I heard a TV commentator discussing how, as US debt goes from $14 to $15 to $16 trillion, the price of gold goes from $1400 to $1500 to $1600 an ounce. Being naturally skeptical, I decided to pull some historical data on that relationship. Much to my surprise, I found that, back to 1975 (all data easily available), the price of gold on a quarterly basis is indeed 86% correlated (!) to total government debt. (The relevant indexes are GC1 Comdty, and DOUTFED Index, for those with Bloomberg.) In fact, over the past 15 years of data, the correlation is a shocking 98%!
Here is the scatterplot with the relationship: (The most recent datapoint, 9/30/12, is the one farthest to the right on the chart.)

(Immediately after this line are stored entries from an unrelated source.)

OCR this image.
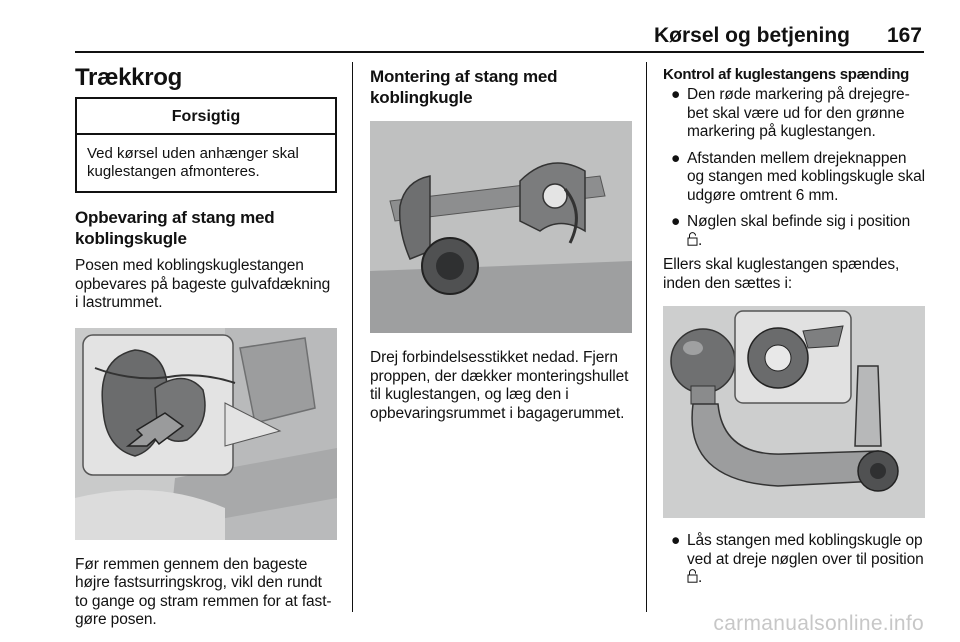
Kørsel og betjening 167
Trækkrog
Forsigtig
Ved kørsel uden anhænger skal kuglestangen afmonteres.
Opbevaring af stang med koblingskugle
Posen med koblingskuglestangen opbevares på bageste gulvafdækning i lastrummet.
Før remmen gennem den bageste højre fastsurringskrog, vikl den rundt to gange og stram remmen for at fastgøre posen.
Montering af stang med koblingkugle
Drej forbindelsesstikket nedad. Fjern proppen, der dækker monteringshullet til kuglestangen, og læg den i opbevaringsrummet i bagagerummet.
Kontrol af kuglestangens spænding
● Den røde markering på drejegrebet skal være ud for den grønne markering på kuglestangen.
● Afstanden mellem drejeknappen og stangen med koblingskugle skal udgøre omtrent 6 mm.
● Nøglen skal befinde sig i position .
Ellers skal kuglestangen spændes, inden den sættes i:
● Lås stangen med koblingskugle op ved at dreje nøglen over til position .
carmanualsonline.info
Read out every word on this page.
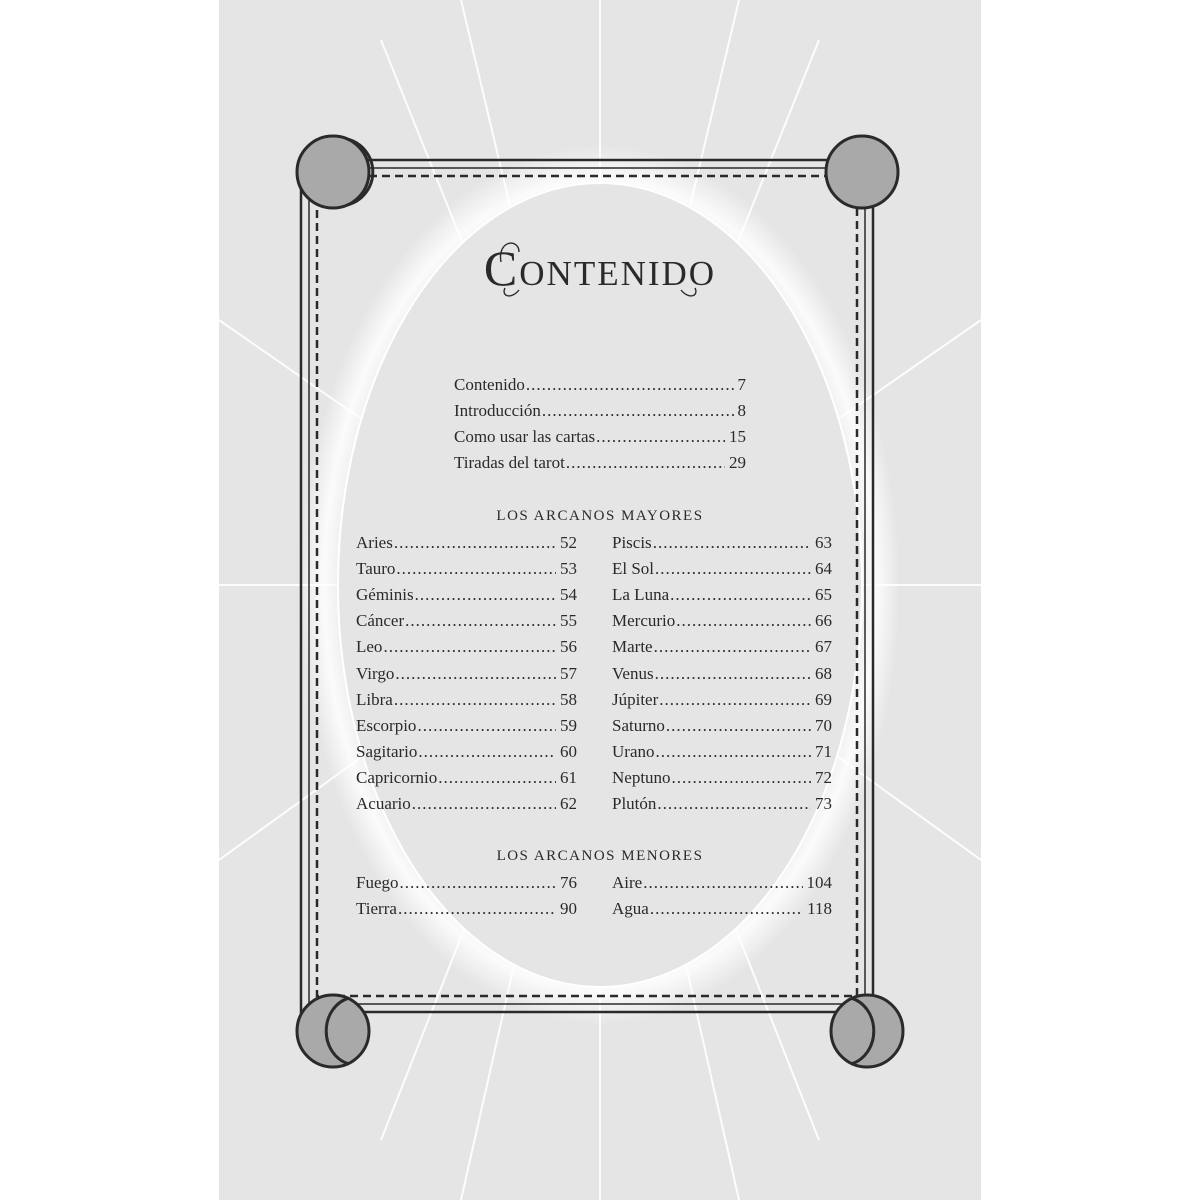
Contenido
Contenido .....	7
Introducción .....	8
Como usar las cartas .....	15
Tiradas del tarot .....	29
LOS ARCANOS MAYORES
Aries .....	52
Tauro .....	53
Géminis .....	54
Cáncer .....	55
Leo .....	56
Virgo .....	57
Libra .....	58
Escorpio .....	59
Sagitario .....	60
Capricornio .....	61
Acuario .....	62
Piscis .....	63
El Sol .....	64
La Luna .....	65
Mercurio .....	66
Marte .....	67
Venus .....	68
Júpiter .....	69
Saturno .....	70
Urano .....	71
Neptuno .....	72
Plutón .....	73
LOS ARCANOS MENORES
Fuego .....	76
Tierra .....	90
Aire .....	104
Agua .....	118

To see this a little better, I multiplied the gold price by 7 so the scale would be about the same, and charted both together over time. See below:
Using this single relationship, it would seem like a no-brainer investment thesis to buy gold (NYSEARCA:GLD) at today's price as a proxy for the not-otherwise-investable thesis that US total government debt will increase in the future. However, one must consider the possibility that the gold price has already anticipated the future increase in US government debt. To test this, I looked at the historical ratio between US government debt ($blns) and the gold price ($/oz), which currently stands just above 6. The chart of this relationship is below:
The current multiple of 6.37 is at a record distance (1.5 standard deviations) below the trendline ratio of 11.48. If the relationship returns to trend, then the gold price will "underperform" the change in US government debt from here forward. For example, if total debt goes to $17 trillion (from today's $11.3 trillion) over the next 5 years, and the ratio goes to 12.57 (continuing on the same trendline), then the gold price would go back down to $1352 by the end of that 5-year period. Something like that is my best guess, personally.
But the correlation is certainly startling!